Até que os dois sorvetes foram servidos, Guilherme Serra viu que Cesar Batista ainda não havia tomado a iniciativa de falar, então não resistiu e perguntou primeiro:
— Afinal, o que você queria me dizer quando me chamou para sair?
Cesar Batista olhou para Guilherme Serra e provou um pouco de seu sorvete.
Enquanto comia, perguntou de forma displicente:
— Você e Jéssica ainda não se reconciliaram?
— Não.
Um traço de desapontamento passou pelos olhos de Guilherme Serra, mas logo ele sorriu novamente.
— Mesmo que não tenhamos nos reconciliado, você não tem chance. É melhor desistir!
Ao ouvir as palavras de Guilherme Serra, Cesar Batista também sorriu.
— Eu pareço alguém que ainda não desistiu de Jéssica...?
Guilherme Serra não respondeu a essa pergunta.
— Se não comer o seu sorvete, ele vai derreter.
Alertado por Cesar Batista, Guilherme Serra finalmente pegou a pequena e delicada colher.
No entanto, antes que ele pudesse levar uma colherada de sorvete à boca, ouviu Cesar Batista dizer novamente:
— Com quem você acha que Salvador se parece?

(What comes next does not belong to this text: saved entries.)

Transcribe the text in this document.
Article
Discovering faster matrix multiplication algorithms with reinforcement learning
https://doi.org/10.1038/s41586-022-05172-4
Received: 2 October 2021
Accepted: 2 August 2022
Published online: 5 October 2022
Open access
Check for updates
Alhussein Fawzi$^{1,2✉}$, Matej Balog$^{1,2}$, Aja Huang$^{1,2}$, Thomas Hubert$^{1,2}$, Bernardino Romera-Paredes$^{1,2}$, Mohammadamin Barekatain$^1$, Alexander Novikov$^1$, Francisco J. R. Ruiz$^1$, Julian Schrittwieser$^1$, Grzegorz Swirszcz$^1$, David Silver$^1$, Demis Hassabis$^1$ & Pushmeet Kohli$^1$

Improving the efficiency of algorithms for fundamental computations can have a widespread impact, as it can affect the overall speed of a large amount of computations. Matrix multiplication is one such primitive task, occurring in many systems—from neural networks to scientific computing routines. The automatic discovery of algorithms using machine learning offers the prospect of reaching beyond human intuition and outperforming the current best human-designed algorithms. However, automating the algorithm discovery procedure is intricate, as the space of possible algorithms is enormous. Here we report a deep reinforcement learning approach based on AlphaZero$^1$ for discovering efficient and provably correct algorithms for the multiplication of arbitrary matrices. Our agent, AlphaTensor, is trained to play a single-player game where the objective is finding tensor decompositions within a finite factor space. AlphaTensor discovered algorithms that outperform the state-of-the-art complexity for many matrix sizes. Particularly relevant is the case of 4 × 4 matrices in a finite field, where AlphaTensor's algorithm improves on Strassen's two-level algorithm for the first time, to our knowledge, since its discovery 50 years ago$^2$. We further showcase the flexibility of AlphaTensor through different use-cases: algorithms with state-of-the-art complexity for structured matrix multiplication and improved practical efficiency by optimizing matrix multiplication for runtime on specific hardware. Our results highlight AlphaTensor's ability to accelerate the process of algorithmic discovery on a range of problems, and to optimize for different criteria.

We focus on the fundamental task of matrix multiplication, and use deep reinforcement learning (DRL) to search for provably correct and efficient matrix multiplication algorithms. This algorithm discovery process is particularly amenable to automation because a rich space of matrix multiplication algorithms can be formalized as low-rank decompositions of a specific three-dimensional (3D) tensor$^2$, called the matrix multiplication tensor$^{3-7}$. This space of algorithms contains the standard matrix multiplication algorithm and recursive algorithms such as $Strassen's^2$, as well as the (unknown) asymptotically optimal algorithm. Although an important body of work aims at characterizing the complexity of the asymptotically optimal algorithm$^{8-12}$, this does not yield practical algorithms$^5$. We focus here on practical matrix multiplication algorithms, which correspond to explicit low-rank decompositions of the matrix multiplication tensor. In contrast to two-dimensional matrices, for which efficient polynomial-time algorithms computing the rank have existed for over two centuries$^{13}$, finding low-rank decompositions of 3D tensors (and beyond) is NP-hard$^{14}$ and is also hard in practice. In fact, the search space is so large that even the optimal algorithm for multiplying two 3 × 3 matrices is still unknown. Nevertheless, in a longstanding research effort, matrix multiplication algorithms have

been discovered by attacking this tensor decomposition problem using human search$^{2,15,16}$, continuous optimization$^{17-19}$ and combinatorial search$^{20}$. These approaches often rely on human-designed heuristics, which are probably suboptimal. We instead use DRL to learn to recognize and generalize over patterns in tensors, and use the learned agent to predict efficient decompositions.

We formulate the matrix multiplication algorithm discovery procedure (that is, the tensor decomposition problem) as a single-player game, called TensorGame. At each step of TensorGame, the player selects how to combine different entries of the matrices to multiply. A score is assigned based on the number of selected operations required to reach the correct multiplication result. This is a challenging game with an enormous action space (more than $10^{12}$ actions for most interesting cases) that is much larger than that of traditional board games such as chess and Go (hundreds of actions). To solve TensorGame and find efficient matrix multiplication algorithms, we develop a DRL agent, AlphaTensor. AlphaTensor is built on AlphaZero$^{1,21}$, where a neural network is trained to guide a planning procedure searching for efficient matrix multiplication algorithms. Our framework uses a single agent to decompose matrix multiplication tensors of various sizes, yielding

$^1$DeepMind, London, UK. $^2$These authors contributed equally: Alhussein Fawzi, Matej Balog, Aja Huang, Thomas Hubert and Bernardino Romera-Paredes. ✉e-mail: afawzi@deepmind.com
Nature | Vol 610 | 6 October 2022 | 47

A colher parou no ar. Guilherme Serra ergueu os olhos para Cesar Batista e disse:
— Parece que você não quer mesmo que eu tome meu sorvete em paz! Não me diga que você acha que Salvador se parece com você.
— Guilherme Serra...
Cesar Batista encarou Guilherme Serra com uma expressão séria.
— Com a sua inteligência, você realmente não consegue ver de quem Salvador é filho?
— ...
Guilherme Serra levou o sorvete um pouco derretido à boca.
— Minha inteligência é tão alta assim?